Kirkus Reviews Starred Review: Memoirs of a Tortoise
Memoirs of a Tortoise, Written by Devin Scillian & Illustrated by Tim Bowers
A tortoise reflects on a year in its life. Oliver is an 80-year-old tortoise and lives in a sunny, flowery, tropical-looking landscape with his “pet” white human, Ike, who’s also 80. The two are dear friends, and Oliver reflects on how he and Ike love each other and how they have their comfortable daily routines (“Oliver, fetch” says Ike, and they both laugh). But one day Ike is gone, and Oliver, saddened, makes the trek (10 gardens away) to talk with his 137-year-old mother.
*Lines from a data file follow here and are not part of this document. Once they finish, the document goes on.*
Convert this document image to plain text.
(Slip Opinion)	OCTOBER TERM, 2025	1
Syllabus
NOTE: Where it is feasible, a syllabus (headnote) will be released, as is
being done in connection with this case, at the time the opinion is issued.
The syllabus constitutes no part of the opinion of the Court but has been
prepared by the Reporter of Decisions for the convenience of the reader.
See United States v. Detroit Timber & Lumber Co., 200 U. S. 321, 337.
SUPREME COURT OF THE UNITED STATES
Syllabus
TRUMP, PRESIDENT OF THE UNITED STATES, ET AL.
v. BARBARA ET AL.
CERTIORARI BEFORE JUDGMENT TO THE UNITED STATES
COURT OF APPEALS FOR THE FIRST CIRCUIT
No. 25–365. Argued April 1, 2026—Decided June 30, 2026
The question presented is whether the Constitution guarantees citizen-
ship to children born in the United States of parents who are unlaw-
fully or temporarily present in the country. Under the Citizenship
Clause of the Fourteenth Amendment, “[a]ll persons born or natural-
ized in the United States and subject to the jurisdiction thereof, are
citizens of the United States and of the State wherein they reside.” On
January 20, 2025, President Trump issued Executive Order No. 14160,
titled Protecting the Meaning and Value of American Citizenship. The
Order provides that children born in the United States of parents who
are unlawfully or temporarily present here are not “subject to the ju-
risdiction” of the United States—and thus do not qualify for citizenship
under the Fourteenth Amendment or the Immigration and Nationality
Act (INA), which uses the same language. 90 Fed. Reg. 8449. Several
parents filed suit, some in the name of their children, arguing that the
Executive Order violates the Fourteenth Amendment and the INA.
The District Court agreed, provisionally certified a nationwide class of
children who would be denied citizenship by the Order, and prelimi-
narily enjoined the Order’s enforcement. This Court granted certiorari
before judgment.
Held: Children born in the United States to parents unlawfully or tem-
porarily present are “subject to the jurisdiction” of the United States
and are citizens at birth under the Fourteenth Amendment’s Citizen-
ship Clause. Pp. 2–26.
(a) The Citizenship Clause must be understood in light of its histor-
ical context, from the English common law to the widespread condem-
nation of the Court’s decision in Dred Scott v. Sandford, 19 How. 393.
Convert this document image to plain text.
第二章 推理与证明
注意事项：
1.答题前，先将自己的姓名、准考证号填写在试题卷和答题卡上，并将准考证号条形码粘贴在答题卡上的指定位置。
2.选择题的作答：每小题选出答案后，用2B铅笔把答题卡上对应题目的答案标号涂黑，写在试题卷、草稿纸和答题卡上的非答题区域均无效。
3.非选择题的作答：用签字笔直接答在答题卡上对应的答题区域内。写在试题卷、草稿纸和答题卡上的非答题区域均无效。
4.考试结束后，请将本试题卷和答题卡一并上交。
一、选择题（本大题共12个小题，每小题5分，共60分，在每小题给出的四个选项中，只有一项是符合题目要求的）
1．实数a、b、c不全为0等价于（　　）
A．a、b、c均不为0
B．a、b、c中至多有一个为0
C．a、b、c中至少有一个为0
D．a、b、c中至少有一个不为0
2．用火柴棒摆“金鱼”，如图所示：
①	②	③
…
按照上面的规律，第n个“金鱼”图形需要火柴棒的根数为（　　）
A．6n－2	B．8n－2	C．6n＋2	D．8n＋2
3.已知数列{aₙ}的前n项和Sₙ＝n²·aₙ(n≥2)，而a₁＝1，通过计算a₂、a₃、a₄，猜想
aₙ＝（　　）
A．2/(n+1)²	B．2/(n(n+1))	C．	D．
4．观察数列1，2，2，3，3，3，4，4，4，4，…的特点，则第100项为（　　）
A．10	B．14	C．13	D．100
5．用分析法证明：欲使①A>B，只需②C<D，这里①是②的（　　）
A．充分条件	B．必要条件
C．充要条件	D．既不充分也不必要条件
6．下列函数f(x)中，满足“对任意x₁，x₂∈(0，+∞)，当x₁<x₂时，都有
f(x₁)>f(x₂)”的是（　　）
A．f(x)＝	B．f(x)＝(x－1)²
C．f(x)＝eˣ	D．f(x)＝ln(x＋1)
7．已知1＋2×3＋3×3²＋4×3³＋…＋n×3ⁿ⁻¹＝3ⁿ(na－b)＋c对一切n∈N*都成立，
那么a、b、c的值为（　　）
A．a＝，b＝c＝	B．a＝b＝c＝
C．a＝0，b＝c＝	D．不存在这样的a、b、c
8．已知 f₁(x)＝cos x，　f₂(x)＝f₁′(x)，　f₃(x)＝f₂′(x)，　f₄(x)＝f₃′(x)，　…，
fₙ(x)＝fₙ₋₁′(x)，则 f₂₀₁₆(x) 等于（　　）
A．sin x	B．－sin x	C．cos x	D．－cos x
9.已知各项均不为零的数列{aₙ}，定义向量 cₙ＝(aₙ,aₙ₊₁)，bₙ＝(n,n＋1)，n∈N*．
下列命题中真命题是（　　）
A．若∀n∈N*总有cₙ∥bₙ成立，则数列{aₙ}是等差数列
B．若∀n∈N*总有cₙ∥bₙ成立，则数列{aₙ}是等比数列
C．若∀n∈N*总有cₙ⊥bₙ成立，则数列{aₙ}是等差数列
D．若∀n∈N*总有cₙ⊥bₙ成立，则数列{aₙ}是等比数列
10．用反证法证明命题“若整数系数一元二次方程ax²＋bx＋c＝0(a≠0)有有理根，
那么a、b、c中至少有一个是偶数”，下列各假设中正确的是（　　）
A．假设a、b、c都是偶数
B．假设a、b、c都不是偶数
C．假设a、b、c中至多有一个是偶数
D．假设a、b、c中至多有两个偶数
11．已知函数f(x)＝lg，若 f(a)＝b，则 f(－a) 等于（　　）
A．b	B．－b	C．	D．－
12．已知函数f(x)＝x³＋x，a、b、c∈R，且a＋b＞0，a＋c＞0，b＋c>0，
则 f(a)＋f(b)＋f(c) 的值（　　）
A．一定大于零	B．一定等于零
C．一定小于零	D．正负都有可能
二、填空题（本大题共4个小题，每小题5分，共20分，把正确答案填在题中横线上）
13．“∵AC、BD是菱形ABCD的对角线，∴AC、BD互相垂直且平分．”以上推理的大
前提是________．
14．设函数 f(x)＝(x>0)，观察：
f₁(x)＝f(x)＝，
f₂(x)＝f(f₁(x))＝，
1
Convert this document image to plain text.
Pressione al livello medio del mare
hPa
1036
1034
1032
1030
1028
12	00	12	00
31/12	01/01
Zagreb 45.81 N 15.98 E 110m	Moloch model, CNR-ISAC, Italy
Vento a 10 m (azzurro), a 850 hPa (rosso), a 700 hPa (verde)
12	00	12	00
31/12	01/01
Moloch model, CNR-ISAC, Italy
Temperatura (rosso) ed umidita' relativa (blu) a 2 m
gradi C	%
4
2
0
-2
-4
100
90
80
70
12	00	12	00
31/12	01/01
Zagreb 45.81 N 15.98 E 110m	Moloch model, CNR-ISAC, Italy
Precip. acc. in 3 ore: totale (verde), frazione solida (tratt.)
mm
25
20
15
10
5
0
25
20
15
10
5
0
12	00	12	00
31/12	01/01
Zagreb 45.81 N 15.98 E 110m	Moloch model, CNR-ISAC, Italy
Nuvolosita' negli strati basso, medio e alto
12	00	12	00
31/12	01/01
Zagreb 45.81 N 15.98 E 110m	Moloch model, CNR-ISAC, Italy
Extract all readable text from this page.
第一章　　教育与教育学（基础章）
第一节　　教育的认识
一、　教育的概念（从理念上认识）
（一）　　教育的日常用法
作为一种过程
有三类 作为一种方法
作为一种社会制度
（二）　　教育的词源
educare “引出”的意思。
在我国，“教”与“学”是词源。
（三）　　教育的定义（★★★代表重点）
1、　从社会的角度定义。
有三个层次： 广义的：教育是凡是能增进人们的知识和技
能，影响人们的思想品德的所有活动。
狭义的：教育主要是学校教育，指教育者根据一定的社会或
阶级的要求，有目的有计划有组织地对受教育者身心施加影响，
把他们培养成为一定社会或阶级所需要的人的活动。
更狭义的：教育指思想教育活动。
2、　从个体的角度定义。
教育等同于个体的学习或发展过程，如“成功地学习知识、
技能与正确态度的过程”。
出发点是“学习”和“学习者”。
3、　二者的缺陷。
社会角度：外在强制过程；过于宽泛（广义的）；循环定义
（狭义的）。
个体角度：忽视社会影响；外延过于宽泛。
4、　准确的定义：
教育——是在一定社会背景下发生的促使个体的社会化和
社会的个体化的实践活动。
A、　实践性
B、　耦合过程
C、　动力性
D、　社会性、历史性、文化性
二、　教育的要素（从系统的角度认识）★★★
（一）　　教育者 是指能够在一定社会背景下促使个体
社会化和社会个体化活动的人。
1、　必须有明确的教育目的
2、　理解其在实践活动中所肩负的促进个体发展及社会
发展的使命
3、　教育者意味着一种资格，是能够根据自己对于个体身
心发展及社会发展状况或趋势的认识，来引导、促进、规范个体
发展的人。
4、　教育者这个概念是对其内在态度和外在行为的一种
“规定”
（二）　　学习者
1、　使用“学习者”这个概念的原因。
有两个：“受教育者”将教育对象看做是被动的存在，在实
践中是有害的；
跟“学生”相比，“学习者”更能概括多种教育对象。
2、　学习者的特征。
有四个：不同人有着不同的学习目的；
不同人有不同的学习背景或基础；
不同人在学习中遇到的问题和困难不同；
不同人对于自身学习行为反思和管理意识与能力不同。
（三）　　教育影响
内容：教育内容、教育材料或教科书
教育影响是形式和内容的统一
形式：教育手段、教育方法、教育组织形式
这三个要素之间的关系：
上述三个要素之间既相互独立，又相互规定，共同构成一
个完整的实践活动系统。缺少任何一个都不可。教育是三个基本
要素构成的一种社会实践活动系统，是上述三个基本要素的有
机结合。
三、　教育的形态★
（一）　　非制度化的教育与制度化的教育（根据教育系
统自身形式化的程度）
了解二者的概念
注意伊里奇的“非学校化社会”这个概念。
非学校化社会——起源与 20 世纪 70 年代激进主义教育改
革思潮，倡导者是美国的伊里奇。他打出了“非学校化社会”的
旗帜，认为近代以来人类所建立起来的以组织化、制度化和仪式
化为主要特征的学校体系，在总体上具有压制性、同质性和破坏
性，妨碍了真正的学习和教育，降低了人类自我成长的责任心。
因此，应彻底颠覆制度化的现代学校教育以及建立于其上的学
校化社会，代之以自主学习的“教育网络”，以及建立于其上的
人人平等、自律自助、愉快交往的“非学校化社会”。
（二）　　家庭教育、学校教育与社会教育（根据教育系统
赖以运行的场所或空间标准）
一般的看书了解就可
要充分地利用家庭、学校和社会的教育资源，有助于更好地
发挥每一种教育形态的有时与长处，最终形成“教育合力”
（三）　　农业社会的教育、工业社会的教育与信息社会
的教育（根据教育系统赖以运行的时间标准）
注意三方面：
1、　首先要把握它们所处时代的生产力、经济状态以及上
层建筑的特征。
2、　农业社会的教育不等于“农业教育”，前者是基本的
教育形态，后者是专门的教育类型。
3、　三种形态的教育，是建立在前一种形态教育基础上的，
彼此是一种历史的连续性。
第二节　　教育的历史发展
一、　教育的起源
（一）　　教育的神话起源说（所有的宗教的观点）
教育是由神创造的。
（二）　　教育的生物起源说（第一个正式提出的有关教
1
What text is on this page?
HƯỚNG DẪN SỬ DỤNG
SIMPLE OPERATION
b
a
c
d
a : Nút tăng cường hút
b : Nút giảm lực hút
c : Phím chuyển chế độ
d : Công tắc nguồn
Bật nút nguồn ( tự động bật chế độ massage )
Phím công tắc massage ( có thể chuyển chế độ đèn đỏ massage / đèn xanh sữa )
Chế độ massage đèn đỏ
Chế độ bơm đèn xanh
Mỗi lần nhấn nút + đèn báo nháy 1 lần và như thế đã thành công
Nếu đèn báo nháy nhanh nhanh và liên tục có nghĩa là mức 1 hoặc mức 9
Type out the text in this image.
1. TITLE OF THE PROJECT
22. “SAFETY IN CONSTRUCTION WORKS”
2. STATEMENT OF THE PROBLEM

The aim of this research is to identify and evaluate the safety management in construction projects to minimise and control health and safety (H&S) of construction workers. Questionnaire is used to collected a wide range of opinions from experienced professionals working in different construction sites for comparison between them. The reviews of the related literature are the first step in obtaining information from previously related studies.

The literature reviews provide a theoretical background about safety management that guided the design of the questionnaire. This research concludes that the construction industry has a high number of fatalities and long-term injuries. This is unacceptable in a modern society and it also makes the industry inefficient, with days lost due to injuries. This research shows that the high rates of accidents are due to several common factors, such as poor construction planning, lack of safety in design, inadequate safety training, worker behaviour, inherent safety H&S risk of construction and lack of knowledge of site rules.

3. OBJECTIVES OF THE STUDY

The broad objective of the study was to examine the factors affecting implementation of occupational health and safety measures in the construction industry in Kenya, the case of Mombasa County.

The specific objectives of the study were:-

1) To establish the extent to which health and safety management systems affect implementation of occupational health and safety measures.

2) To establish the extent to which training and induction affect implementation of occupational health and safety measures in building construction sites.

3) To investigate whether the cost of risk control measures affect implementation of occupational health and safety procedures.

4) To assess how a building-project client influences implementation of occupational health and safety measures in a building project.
This gentle, poignant, and humorous story presents the themes of friendship, loss, and appreciation of life’s moments from refreshingly different perspectives: narratively from Oliver’s point of view and visually from the low vantage afforded by Oliver’s stature. Both work wonderfully. The story is both heart-rending and uplifting as Oliver leads readers on a tortoise-speed journey of his quiet moments in the garden and his graceful acceptance of change. It’s also terribly funny in its memoir aspect (“A banana for dinner”) and in the speed (or lack thereof) of Oliver’s journey to see his mother. Bowers’ vibrantly colorful illustrations bring the Florida-like landscape to life with full-bleed single-page– and double-page–spread illustrations while the choice to use an illustrative perspective mainly from Oliver’s close-to-the-ground view gives readers a strong sense of being right there. An unusual and wonderful gem.